Conservative progressivism
Peter Singer famously argues that it’s difficult to come up with criteria to explain why killing babies is wrong without those criteria also entailing that killing many kinds of animals is also wrong.
A friend expressed scepticism about this argument by saying:
- I just think that killing newborn babies is wrong. It’s obvious.
- Saying this is no more dogmatic than Singer’s choice of criteria for justifying moral concern.
I somewhat bungled my reply, so I’m writing a better version here.
My friend claims that proposition (1) is self-justifying, i.e. it needs no further justification. He did not explain how he thinks he knows this.
One might think that nearly everyone has a strong intuition that killing babies is wrong, so the need to supply further justification is weak, or null. That’s true now in the West, but historically false.1
When we say a belief is self-justifying, we run into trouble if others disagree. Maybe we can persuade them by illustration or example or something, but often we’ll reach an impasse where the only option is a biff on the nose.
Consider a more controversial claim:
- Killing pigs is wrong.
There, it seems to me, we do want to ask “why”?
And then we get into all the regular questions about criteria for moral consideration.
And then we might think: ok, do those criteria apply to babies?
And then we get to the thing that Singer noticed: that it’s hard to explain why we should not kill babies without citing criteria that also apply to many animals.
A natural thought, of course, is just: “well, babies are humans!” But what, exactly, makes humans worthy of special treatment? And: how special, exactly?

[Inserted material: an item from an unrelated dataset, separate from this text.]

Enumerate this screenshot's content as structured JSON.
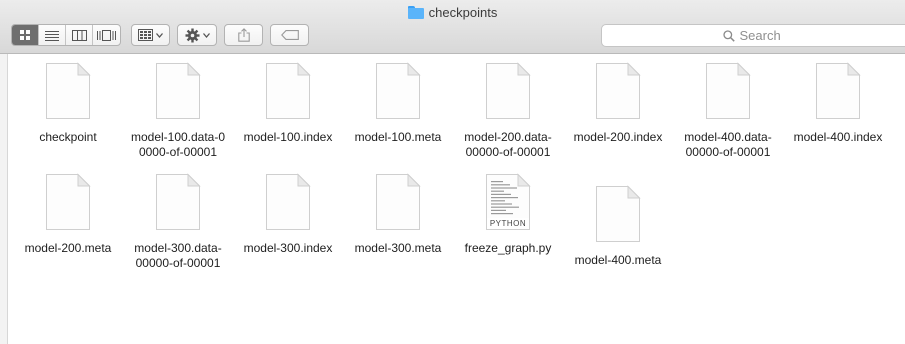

Impartial utilitarians deny that humans should get special treatment just because they’re humans. Instead they’ll appeal to things like consciousness and sentience and self-awareness and richness of experience and social relations and future potential and preferences and so on (and they’ll usually claim these are most developed in humans compared to other animals). They usually conclude that humans often deserve priority over other animals, but they deserve it because of these traits, not just because they are human. To privilege humans just because they are human is “specisism”, a vice akin to racism.
I take the impartial utilitarian view seriously, but moderate it with two commitments 2:
- Conservatism: I give greater value to things that already exist (over potential replacements), simply because they already exist.
- Loyalty: you owe allegiance to the groups of which you’re a part.
I can say some things in support of these claims, but with Singer I would probably reach an impasse. He would probably agree that (a) and (b) have pragmatic value, but deny that the world is made better by having more of (a) and (b), assuming all else equal. Our disagreements might come down to metaethics, specifically to moral epistemology. The impasse is deeper down.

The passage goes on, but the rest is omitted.